To give an example, a few days ago, I came home after seeing a friend whom I hadn’t spoken to in years. We had spent four hours talking without pause and our tongues were practically aching. When my flatmate asked, “So, what have you been up to today?”, I simply said that I’d had a monstrous gossip with Niamh. He asked what we’d talked about, and I was able to summon a few names – this guy we had both kissed, a guy we both hated, and some other things that were floating in my periphery, but then I realised that so much had been said that I’d already forgotten most of it.
I suddenly became afraid of forgetting the year which may turn out to be the most important of my life.
The last few years have moved fast. I gunned straight to university when the worst of the COVID-19 pandemic ended, when I was still a size six and my 18th birthday cards still lined the fireplace. Then, I moved back to Lancashire for a year, dizzy and tired, wearing vintage jeans and a new degree. And although there was a quiet comfort in returning to my old childhood bedroom, I soon found my creativity withering. The one thing that really inspired any writing was my university boyfriend breaking up with me. I recorded the Facetime call so that one day I could write about it, Fleabag-style, how he dumped me to “read a book, be quiet, and learn how to be better.” But not long after, I gave up writing about him and went back to sulking.
Now, after moving to Oxford for the second year of my master’s, surrounded by students again, sifting through beautiful streets, living in my own land of library white-noise, I feel as though an energy I’d forgotten I had has been restored.
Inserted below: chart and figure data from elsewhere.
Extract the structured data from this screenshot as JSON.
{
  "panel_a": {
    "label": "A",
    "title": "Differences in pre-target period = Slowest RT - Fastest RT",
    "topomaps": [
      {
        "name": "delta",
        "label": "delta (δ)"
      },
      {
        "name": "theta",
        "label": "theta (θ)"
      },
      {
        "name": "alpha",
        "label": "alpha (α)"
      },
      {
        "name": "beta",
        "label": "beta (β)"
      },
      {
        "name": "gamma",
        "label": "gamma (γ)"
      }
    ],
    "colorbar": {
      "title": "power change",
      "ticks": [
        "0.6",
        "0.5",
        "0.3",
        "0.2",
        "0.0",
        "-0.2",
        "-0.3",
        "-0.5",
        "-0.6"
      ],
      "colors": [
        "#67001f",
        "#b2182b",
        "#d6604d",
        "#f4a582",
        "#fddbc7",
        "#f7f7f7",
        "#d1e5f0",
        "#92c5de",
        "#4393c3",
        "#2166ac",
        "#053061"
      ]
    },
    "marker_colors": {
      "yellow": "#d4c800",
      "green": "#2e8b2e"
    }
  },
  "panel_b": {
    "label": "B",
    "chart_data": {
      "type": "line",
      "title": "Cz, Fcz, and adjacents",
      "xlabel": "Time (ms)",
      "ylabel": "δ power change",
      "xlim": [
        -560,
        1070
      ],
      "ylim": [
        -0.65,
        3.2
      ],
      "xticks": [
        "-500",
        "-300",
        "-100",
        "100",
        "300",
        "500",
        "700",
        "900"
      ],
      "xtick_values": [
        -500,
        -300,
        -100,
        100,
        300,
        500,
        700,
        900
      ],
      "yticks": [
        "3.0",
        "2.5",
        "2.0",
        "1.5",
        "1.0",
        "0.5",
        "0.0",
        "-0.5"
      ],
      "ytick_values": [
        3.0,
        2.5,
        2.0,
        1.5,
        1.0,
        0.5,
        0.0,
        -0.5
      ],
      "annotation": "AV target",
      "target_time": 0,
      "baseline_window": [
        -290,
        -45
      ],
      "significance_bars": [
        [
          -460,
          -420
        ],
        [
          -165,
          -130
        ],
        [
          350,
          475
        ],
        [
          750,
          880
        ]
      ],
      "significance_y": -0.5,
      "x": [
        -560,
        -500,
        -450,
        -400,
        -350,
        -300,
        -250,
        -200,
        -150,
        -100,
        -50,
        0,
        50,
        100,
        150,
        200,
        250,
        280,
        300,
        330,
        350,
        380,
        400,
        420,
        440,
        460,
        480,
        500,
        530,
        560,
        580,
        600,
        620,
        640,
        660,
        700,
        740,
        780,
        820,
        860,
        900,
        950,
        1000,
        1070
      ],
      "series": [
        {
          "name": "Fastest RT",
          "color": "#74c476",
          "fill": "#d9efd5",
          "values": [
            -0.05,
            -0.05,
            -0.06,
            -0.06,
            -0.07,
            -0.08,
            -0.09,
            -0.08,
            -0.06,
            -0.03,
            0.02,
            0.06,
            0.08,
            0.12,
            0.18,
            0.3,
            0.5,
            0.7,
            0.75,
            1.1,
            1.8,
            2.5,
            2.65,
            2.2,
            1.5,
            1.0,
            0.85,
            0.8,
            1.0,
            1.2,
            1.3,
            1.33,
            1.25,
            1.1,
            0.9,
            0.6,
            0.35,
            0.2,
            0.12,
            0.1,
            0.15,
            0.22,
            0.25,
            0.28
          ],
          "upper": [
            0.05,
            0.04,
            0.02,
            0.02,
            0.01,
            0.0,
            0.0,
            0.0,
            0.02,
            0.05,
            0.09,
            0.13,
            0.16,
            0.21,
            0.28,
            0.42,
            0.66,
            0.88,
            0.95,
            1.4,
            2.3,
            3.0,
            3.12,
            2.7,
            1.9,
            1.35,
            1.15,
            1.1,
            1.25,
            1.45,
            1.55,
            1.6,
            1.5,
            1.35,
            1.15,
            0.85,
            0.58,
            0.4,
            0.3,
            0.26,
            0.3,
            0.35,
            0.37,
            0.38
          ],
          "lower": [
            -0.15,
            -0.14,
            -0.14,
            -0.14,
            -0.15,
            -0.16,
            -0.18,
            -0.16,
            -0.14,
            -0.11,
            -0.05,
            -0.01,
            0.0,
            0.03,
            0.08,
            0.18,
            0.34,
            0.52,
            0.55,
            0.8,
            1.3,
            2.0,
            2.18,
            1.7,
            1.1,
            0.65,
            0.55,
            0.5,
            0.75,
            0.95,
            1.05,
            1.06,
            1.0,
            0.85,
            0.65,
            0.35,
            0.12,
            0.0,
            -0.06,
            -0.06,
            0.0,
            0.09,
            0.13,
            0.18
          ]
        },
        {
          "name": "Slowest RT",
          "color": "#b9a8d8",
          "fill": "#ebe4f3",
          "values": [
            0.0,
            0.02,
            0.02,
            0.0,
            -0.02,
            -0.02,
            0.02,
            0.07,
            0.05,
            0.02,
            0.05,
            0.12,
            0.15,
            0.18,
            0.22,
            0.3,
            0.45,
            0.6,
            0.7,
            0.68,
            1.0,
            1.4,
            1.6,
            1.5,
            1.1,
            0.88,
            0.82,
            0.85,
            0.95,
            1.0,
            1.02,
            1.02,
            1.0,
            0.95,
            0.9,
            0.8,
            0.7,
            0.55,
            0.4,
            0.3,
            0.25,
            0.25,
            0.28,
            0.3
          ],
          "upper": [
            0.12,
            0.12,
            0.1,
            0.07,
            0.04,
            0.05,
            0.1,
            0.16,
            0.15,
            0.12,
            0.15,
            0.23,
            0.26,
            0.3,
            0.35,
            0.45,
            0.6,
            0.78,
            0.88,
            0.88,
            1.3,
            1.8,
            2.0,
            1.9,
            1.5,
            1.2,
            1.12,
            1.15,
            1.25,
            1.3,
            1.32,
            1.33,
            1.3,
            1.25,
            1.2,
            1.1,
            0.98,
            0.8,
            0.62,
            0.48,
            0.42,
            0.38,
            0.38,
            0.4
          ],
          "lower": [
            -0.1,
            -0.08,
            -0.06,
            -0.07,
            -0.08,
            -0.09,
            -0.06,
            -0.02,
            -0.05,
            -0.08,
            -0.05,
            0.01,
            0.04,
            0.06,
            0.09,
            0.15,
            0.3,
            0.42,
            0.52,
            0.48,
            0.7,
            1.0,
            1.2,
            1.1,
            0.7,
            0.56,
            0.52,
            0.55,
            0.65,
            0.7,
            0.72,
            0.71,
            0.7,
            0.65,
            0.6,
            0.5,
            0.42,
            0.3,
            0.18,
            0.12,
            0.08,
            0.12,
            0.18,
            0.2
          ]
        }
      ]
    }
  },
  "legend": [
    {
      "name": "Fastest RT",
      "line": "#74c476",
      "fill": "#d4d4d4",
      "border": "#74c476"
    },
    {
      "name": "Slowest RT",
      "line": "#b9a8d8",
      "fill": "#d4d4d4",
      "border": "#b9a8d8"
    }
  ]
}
It’s as if I’ve swallowed some elixir and restored my superpower, like Shrek and Donkey when they drink a potion and wake up as the shinier, hotter versions of themselves. My mind is suddenly saturated. I’m being thrown through the day at a totally new speed, the colours blurring into a breathless melange of blues and greens. But, I realised today that I need to feel steady. I need to clean my messy room. I need to write it all down, before I become like my flatmate with the mackerel, trying to hand out stories half-rotted by memory, flesh swollen grey with time.